The United Iraqi Alliance and a Kurdish coalition agreed last week to form a coalition government with Shiite politician Ibrahim al-Jaafari as prime minister. In return, Jalal Talabani will become Iraq's first Kurdish president, though the presidency is a largely ceremonial post.

"The Kurds want to make some amendments on the deal, and we are going to finish soon, Thursday to be exact. We do not want to impose any name from our side regarding the post of the parliament speaker. We want the Sunnis to nominate some persons for this post, but till now they have not done this," al-Dabagh said.

Sunni Arab negotiators at Tuesday's meeting included interim President Ghazi al-Yawer — a possible choice for parliament speaker — the Iraqi Islamic Party and Iraqi nationalist leader Adnan Pachachi.

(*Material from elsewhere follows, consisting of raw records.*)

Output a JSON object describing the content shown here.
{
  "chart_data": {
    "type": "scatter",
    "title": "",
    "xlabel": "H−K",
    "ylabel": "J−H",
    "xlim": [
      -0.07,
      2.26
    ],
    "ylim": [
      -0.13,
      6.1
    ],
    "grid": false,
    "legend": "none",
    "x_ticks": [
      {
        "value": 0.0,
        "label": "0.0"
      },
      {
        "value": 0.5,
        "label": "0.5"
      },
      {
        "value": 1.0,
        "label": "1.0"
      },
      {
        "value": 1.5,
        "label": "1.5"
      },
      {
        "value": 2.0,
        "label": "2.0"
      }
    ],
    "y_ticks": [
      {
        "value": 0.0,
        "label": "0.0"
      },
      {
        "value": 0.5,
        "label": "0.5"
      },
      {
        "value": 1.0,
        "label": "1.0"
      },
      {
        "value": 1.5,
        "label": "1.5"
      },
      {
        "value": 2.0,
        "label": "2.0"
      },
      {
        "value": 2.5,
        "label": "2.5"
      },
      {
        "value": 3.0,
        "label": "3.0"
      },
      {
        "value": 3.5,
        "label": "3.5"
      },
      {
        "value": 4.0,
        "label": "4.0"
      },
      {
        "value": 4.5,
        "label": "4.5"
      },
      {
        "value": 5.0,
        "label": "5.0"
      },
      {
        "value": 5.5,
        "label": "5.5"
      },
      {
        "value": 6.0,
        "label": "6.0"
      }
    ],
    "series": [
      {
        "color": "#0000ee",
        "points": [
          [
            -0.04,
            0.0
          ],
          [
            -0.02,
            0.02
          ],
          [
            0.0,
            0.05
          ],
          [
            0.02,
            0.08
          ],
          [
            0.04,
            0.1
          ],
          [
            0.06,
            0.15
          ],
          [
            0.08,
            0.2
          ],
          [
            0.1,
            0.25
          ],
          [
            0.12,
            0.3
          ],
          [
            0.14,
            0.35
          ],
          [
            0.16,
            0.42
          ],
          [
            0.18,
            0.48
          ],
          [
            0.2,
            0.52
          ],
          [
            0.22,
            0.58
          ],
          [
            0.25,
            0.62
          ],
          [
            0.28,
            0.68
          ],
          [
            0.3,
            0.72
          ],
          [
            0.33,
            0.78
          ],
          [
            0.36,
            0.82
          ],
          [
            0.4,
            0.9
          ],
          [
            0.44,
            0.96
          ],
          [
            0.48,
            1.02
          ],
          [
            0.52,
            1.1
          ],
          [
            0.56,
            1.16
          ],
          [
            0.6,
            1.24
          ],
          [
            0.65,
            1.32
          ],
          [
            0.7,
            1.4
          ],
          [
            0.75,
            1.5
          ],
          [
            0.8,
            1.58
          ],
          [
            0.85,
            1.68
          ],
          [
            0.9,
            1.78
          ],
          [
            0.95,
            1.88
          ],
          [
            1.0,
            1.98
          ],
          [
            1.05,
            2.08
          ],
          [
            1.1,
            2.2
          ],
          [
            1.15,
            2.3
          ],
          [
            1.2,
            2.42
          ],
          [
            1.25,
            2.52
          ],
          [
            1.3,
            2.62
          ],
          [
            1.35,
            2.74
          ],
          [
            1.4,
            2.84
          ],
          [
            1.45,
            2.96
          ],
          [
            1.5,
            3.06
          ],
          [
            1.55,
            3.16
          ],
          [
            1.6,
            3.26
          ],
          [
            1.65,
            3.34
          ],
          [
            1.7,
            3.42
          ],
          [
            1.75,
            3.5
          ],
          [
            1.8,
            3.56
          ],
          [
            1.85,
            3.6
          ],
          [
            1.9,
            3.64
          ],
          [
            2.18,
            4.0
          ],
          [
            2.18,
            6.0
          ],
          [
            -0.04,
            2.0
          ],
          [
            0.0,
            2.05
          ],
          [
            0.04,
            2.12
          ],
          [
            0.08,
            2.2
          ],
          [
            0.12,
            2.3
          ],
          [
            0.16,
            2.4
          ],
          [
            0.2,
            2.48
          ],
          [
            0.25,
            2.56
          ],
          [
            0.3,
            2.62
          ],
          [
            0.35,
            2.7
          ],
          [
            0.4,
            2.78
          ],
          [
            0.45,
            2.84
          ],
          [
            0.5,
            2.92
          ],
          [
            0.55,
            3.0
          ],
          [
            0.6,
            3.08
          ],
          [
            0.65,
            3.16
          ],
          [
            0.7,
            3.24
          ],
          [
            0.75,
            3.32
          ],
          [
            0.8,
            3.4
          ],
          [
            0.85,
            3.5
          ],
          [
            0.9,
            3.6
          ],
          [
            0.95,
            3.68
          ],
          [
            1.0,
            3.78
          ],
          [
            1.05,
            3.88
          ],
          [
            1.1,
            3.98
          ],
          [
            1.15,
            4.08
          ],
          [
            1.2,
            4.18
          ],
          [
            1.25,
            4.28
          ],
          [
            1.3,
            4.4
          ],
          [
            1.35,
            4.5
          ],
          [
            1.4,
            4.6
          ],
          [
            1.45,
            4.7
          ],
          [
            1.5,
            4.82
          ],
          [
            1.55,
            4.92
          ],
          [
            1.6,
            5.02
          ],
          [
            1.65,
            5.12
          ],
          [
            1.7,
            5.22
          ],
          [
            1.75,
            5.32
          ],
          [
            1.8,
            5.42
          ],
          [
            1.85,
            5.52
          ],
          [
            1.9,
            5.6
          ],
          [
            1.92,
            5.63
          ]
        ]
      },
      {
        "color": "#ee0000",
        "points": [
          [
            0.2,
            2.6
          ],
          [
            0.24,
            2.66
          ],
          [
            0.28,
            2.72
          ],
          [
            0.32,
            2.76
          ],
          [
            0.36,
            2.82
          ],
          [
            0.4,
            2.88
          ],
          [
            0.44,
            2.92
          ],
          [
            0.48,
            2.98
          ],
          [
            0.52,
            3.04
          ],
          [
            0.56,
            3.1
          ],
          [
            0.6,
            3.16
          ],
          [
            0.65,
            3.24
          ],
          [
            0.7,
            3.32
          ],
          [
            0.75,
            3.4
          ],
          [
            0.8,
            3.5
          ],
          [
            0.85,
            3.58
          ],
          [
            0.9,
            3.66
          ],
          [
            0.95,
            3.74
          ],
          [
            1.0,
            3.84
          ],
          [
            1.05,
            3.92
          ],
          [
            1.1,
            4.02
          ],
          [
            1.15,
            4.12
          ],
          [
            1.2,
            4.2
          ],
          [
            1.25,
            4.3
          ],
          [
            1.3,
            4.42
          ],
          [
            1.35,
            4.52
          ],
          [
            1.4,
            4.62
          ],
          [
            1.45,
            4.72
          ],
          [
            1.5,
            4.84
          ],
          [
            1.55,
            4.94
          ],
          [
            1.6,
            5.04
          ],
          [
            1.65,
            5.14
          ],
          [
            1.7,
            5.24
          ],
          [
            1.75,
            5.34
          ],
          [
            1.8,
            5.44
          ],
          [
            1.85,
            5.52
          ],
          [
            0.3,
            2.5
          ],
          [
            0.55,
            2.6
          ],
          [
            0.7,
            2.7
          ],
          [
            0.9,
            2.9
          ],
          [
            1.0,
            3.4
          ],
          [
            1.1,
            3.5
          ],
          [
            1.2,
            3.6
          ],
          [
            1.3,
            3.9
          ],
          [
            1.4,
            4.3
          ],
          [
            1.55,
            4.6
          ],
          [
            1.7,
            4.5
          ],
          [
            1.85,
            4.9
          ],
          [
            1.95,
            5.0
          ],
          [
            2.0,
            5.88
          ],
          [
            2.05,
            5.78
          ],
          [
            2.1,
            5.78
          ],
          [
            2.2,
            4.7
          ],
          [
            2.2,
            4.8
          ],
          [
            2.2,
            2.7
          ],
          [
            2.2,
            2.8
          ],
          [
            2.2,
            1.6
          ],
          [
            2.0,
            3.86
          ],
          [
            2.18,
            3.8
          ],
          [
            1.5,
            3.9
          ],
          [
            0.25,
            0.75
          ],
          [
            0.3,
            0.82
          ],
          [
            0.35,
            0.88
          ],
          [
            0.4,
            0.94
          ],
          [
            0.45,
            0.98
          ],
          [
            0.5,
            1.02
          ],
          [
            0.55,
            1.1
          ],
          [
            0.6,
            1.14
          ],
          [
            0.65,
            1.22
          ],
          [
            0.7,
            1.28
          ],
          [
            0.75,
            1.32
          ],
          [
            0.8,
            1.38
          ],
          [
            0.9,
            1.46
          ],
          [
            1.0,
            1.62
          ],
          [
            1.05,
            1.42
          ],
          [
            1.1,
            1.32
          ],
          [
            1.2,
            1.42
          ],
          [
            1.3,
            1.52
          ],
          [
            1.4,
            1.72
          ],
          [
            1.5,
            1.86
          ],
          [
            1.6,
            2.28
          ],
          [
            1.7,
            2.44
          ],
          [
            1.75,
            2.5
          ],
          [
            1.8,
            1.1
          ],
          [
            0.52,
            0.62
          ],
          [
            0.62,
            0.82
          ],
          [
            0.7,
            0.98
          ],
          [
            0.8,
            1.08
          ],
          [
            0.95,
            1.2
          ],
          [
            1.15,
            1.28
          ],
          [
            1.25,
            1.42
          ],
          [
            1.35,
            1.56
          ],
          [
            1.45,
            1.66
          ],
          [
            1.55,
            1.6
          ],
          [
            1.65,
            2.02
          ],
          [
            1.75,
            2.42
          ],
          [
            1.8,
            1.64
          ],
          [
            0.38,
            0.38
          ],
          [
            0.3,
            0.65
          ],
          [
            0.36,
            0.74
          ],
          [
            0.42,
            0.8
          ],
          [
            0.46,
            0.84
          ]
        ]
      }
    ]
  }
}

Sunni Arabs, who make up only about 20 percent of the population but were the dominant group under Saddam Hussein's regime, largely stayed away from the elections — either to honor a boycott call or because they feared being attacked at the polls by insurgents.

In other violence announced Tuesday:

— A car bomb exploded in northeastern Baghdad, killing a child and wounding at least four people, including a police officer, police Col. Muhanad Sadoun said. The bomber was trying to hit a patrol of traffic police but crashed into a tree, Sadoun said.

— In Mosul, the U.S. military said six insurgents were killed and four were injured Monday in clashes with U.S. and Iraqi forces.

— A U.S. Marine with the 1st Marine Expeditionary Force died Monday in Anbar, a troubled province that has been a hotbed of guerrilla activity and includes the cities of Fallujah, Ramadi and Qaim, officials said. At least 1,516 members of the U.S. military have died since the beginning of the Iraq war in March 2003, according to an Associated Press count.

— In northern Iraq, insurgents blew up an oil pipeline connecting the Kirkuk fields with a refinery in Beiji, 155 miles north of Baghdad, an official in the Northern Oil Co. said. The pipeline is used only for domestic deliveries, the official said on condition of anonymity. He did not have details on the extent of the damage.